This site describes the efforts of American students and other test-takers to encourage major educational testing companies to act with greater integrity and fairness. Most of these companies are considered non-profit organizations and have been granted special tax-exempt status by the IRS. They can - and should - be held to a higher standard of corporate responsibility. Founded on principles of corporate ethics and responsibility, AETR is dedicated to making sure every American test-taker is treated fairly by their testing company. Lend your support by taking a few seconds to sign our online petition.

 
Big Profits     Exorbitant CEO Compensation     Paid Governing Boards     Test Prep Sales     Political Lobbying     And more...
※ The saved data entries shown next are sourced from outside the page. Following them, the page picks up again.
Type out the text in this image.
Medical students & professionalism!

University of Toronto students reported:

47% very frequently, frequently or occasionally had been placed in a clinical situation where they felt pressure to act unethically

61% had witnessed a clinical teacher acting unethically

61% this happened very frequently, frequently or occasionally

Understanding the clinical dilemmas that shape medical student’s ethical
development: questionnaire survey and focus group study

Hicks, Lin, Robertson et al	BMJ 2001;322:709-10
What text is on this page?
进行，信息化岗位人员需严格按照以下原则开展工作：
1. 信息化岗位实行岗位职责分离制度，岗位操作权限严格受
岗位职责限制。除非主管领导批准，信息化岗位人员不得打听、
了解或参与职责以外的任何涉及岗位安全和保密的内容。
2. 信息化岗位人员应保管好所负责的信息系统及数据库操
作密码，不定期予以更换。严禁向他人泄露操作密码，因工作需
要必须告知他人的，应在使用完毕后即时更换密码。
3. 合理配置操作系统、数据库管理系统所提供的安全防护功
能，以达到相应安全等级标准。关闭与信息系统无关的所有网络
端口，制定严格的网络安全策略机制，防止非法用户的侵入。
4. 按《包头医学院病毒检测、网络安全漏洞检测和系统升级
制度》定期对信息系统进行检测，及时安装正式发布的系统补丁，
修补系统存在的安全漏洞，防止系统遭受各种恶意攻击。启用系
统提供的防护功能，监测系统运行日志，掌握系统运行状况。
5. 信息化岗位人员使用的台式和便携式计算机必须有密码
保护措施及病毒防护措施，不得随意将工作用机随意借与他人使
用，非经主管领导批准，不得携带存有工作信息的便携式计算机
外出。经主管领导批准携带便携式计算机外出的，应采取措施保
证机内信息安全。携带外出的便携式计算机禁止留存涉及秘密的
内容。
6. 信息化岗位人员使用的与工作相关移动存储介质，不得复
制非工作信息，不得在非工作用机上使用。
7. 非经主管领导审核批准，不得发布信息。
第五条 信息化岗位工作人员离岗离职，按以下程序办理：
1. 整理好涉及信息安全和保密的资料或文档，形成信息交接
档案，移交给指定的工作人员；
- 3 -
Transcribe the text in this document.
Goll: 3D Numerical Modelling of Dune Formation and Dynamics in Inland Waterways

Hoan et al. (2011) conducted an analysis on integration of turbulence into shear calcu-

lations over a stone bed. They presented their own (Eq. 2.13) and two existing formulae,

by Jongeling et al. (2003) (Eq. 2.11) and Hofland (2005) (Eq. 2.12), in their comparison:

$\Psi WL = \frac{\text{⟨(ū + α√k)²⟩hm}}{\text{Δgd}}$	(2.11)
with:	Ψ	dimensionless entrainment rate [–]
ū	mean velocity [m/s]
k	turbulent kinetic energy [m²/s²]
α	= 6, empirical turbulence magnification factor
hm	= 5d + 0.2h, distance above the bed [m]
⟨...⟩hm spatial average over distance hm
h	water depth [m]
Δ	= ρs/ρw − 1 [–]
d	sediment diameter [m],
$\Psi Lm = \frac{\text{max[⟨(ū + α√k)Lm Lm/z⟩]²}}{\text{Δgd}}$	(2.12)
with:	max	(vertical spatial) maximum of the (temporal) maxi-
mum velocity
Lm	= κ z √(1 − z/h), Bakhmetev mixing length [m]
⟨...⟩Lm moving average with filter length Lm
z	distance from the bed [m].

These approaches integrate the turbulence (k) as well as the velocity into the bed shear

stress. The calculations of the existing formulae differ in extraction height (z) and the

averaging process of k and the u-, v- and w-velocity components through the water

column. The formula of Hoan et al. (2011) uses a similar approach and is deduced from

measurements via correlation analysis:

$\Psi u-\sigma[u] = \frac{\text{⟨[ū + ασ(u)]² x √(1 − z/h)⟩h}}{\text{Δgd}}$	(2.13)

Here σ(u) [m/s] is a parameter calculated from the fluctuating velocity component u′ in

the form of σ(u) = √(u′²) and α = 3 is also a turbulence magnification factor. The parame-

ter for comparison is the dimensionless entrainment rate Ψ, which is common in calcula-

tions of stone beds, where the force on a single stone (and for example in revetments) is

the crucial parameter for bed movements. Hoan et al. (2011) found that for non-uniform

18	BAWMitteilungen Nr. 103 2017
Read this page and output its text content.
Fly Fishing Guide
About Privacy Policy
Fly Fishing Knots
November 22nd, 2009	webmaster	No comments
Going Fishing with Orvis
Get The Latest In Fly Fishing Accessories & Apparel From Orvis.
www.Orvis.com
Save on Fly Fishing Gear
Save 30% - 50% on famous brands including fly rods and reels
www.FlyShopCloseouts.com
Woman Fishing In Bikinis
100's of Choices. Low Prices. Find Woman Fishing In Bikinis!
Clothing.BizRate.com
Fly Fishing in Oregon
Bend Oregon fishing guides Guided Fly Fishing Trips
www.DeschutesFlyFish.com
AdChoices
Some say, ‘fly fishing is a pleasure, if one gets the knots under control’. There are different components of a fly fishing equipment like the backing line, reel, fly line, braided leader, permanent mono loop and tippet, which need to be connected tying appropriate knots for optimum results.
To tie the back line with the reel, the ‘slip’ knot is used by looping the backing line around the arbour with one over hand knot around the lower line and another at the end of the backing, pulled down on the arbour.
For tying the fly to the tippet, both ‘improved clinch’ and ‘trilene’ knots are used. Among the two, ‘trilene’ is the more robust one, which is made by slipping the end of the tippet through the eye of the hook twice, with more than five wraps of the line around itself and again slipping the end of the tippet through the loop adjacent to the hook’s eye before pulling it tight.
Failure to Recognize Test-Takers' Rights

As Ralph Nader and Allan Nairn observed back in 1980, "the consumer enters a contract with ETS when 'he tenders a fee to ETS and signs an application form.' Yet, the ETS application forms list no conditions - such as scoring the tests accurately, getting the information out on time, or protecting confidentiality - that the consumer can legally compel ETS to honor. The registration forms fail to acknowledge that ETS has contractual responsibilities or that consumers have contractual rights. The only way an ETS consumer can claim such rights is to argue in court that ETS obligations exist where none are written." (Nairn, Allen. The Reign of ETS. 264)

While product failures and the urge to conceal them may be routine in many large corporations, what sets ETS apart is that there is no recourse for test consumers damaged by ETS errors or corporate strategies. É Consumers pay the highest price, for without access to the facts, without due process, and without the means to hold ETS accountable, the test-takers remain the captives of ETS. (292)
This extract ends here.